Webster’s Dictionary defines a compound sentence as “a sentence consisting of two or more independent, coordinate clauses (Ex.: She drinks coffee, but he prefers tea.)” A clause is a group of words that contain, at minimum, a subject and a verb: He eats. We play. The dog sleeps.
The standard grammatical rule is that compound sentences should be separated by a semicolon or by the combination of a comma and a conjunction (e.g., and, but, or). However, The Chicago Manual of Style allows writers to omit the comma if no ambiguity will result. “She drinks coffee but he prefers tea” would just as easily suffice because the sentence is still clear.
Unfortunately, many writers assume clarity where it does not exist. Consider the following from Yuval Noah Harari’s Sapiens:
Poets composed paeans to its fierce defenders and painters committed majestic depictions of the siege to canvas.
The problem is that the sentence initially reads as “poets composed paeans to its fierce defenders and painters.” As such, the poets composed paeans for both the defenders and the painters, and the painters are fierce like the defenders. It is only when the reader continues on that painters becomes the subject of a second, independent clause. If a line break came after painters, the reader would certainly stumble (if they haven’t already). For clarity, the sentence should read:
Poets composed paeans to its fierce defenders, and painters committed majestic depictions of the siege to canvas.
Conversely, authors sometimes add a comma to what at first appears to be a compound sentence but is not. This also from Sapiens:
Cultural diversity and territorial flexibility give empires not only their unique characteristics, but also their central role in history.
“But also their central role in history” is not an independent clause: it’s missing a subject and verb. Consequently, the sentence should be written:
Cultural diversity and territorial flexibility give empires not only their unique characteristics but also their central role in history.
There are exceptions to every rule, of course, and a comma may be necessary in order to maintain clarity:
He recognized the woman who took the stage, and laughed.
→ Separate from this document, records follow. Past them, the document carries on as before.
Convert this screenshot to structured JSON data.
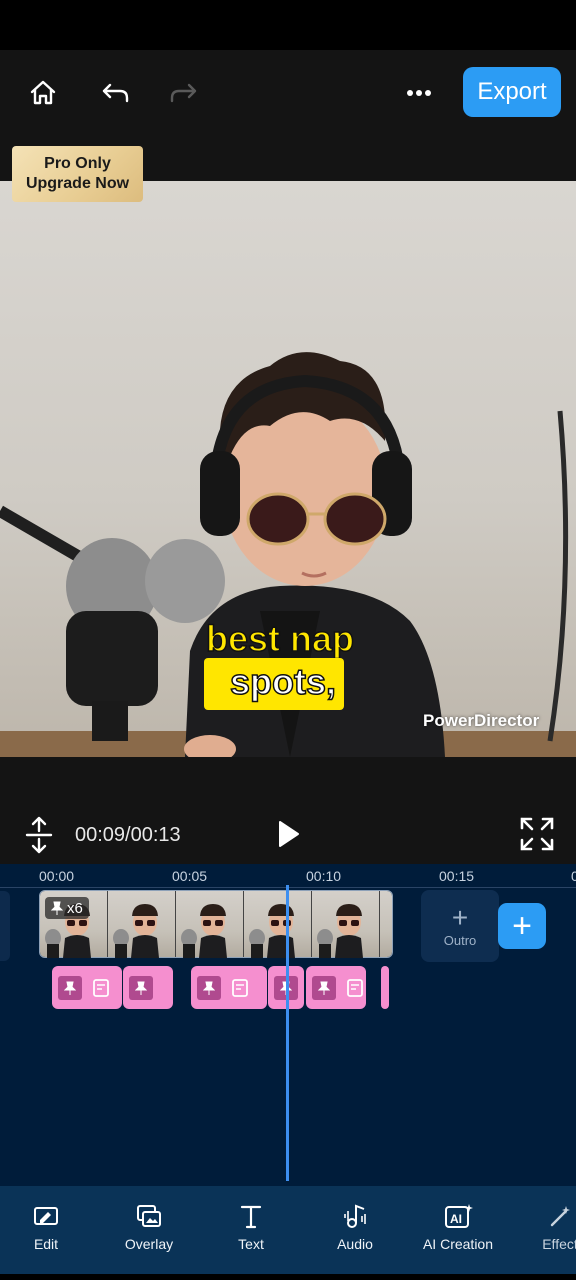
{
  "toolbar": {
    "export_label": "Export",
    "accent_color": "#2c9cf4"
  },
  "pro_badge": {
    "line1": "Pro Only",
    "line2": "Upgrade Now"
  },
  "preview": {
    "caption_line1": "best nap",
    "caption_line2": "spots,",
    "watermark": "PowerDirector",
    "caption_color": "#ffe600"
  },
  "playback": {
    "time": "00:09/00:13"
  },
  "timeline": {
    "ticks": [
      "00:00",
      "00:05",
      "00:10",
      "00:15"
    ],
    "speed_label": "x6",
    "outro_label": "Outro",
    "outro_plus": "+",
    "add_plus": "+",
    "playhead_time": "00:09",
    "track_color": "#001c3a",
    "sticker_color": "#f58fcf"
  },
  "bottom_tools": [
    {
      "label": "Edit",
      "icon": "edit-icon"
    },
    {
      "label": "Overlay",
      "icon": "overlay-icon"
    },
    {
      "label": "Text",
      "icon": "text-icon"
    },
    {
      "label": "Audio",
      "icon": "audio-icon"
    },
    {
      "label": "AI Creation",
      "icon": "ai-creation-icon"
    },
    {
      "label": "Effect",
      "icon": "effect-icon"
    }
  ]
}
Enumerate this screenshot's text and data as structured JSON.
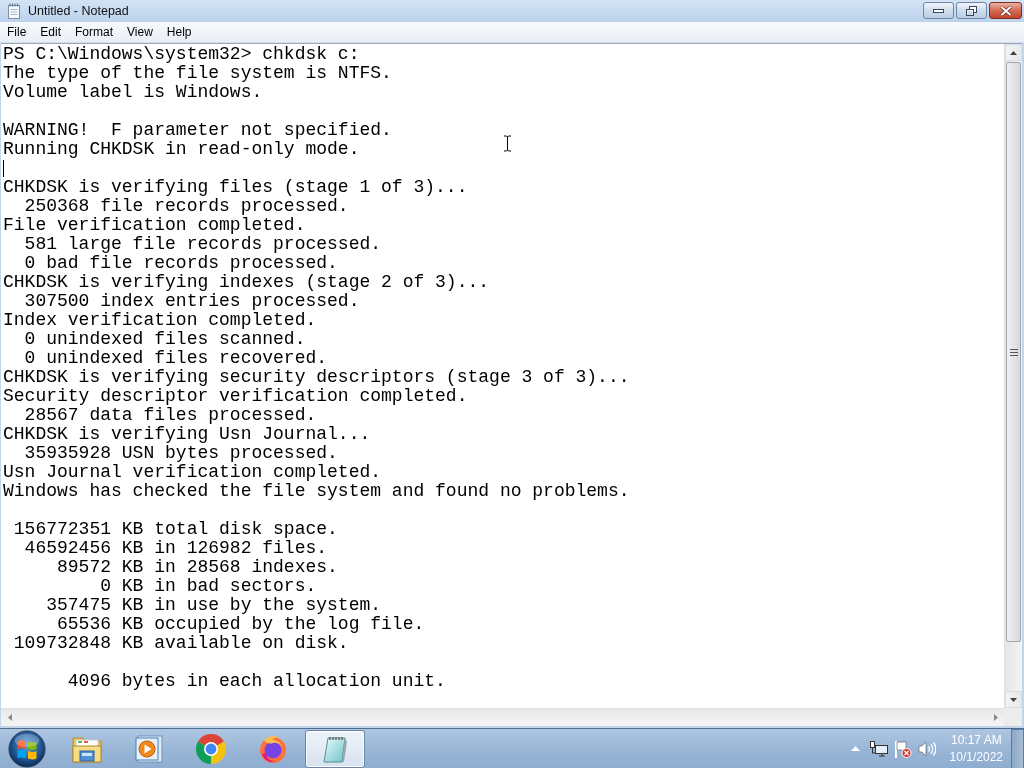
{
  "window": {
    "title": "Untitled - Notepad"
  },
  "menu": [
    "File",
    "Edit",
    "Format",
    "View",
    "Help"
  ],
  "document": {
    "blocks": [
      {
        "caret_before": false,
        "lines": [
          "PS C:\\Windows\\system32> chkdsk c:",
          "The type of the file system is NTFS.",
          "Volume label is Windows."
        ]
      },
      {
        "caret_before": false,
        "lines": [
          "WARNING!  F parameter not specified.",
          "Running CHKDSK in read-only mode."
        ]
      },
      {
        "caret_before": true,
        "lines": [
          "CHKDSK is verifying files (stage 1 of 3)...",
          "  250368 file records processed.",
          "File verification completed.",
          "  581 large file records processed.",
          "  0 bad file records processed.",
          "CHKDSK is verifying indexes (stage 2 of 3)...",
          "  307500 index entries processed.",
          "Index verification completed.",
          "  0 unindexed files scanned.",
          "  0 unindexed files recovered.",
          "CHKDSK is verifying security descriptors (stage 3 of 3)...",
          "Security descriptor verification completed.",
          "  28567 data files processed.",
          "CHKDSK is verifying Usn Journal...",
          "  35935928 USN bytes processed.",
          "Usn Journal verification completed.",
          "Windows has checked the file system and found no problems."
        ]
      },
      {
        "caret_before": false,
        "lines": [
          " 156772351 KB total disk space.",
          "  46592456 KB in 126982 files.",
          "     89572 KB in 28568 indexes.",
          "         0 KB in bad sectors.",
          "    357475 KB in use by the system.",
          "     65536 KB occupied by the log file.",
          " 109732848 KB available on disk."
        ]
      },
      {
        "caret_before": false,
        "lines": [
          "      4096 bytes in each allocation unit."
        ]
      }
    ]
  },
  "taskbar": {
    "apps": [
      {
        "kind": "explorer",
        "selected": false
      },
      {
        "kind": "media",
        "selected": false
      },
      {
        "kind": "chrome",
        "selected": false
      },
      {
        "kind": "firefox",
        "selected": false
      },
      {
        "kind": "notepad",
        "selected": true
      }
    ],
    "clock": {
      "time": "10:17 AM",
      "date": "10/1/2022"
    }
  }
}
Without the comma, it is the woman who laughed, not the man. But rather than rely on the comma, it might be better to rewrite:
The woman took the stage. He recognized her and laughed.
(Note: both options use the same number of words and characters, so the writer isn’t losing any brevity with the rewrite.)
The comma is also used when the subject and verb of a sentence is implied in a series of dependent phrases. For example:
You can take the 8:15 train from Liverpool Station, or the 8:20 bus from Liverpool Street, or a taxi.
In this example, or implies “or you can take,” and thus it is unnecessary to repeat the phrase.
When trying to decide whether to use a comma or not, look for missing subjects and verbs. Also read the sentence in parts, as if a line break might occur within the sentence. Is it still clear? If not, rework.